When we draw up an accounting of the 60 years of achievements of the Chorostkower Landsmanschaft in New York, we can take pride in our endeavors and aid for our fellow townsmen in America, in the old country, as well as all Jewry and for the Jewish State.

Regrettably, a few years ago a change for the worse took place because some of the older activists died and those of us still living have begun to pull back from active involvement. The second and third generations are holding back from providing aid. To them the shtetl in Eastern Galicia is foreign. Among those in the world and here in New York, whose origins are in Chorostkow, there is no sentiment for the old home which they do not know like the older generation. But a few “Last Mohicans” remain true to their roots and their ties to that which is called Chorostkow. We support individual organizations and of course we are pleased with our contributions to our Memorial Book that must forever remember a Jewish community destroyed by the Hitler murderers.

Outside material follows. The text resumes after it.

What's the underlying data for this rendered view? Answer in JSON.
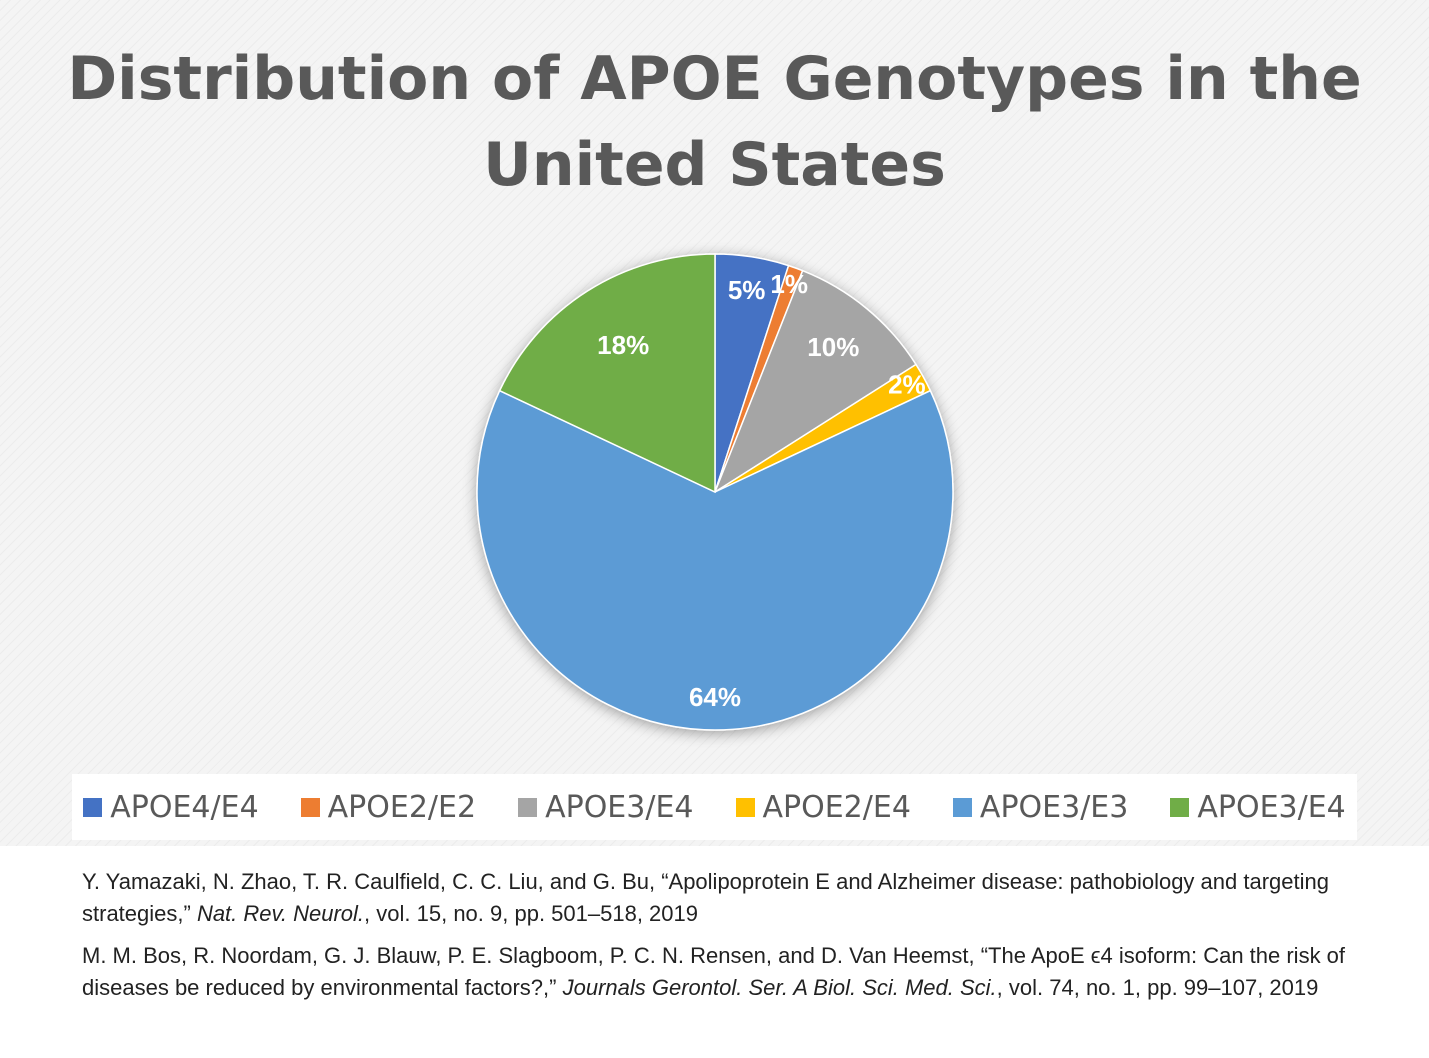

* (A personal note of remembrance of Joseph Press. He had a chain of ladies fashions in New Jersey and was a very close family friend of the Langs in New York, particularly, my aunt Miriam and her husband Dr. Morris Achtel,who came to the US in the early '20s with Smichah (ordination to the rabbinate) but decided to become a dentist and probably was influential in my decision to enter that profession. When Mr. Press visited Chorostkow in the early '30's, my mother and I were not there but in Jaremcze, a mountain resort, where I was ordered to go to after a debilitating illness and he decided he could not return to New York and tell aunt Miriam that he did not see us, so he came and visited with us for a couple of days. When in the late '40s both he and aunt Miriam were widowed, they married and in his latter years he became my uncle.)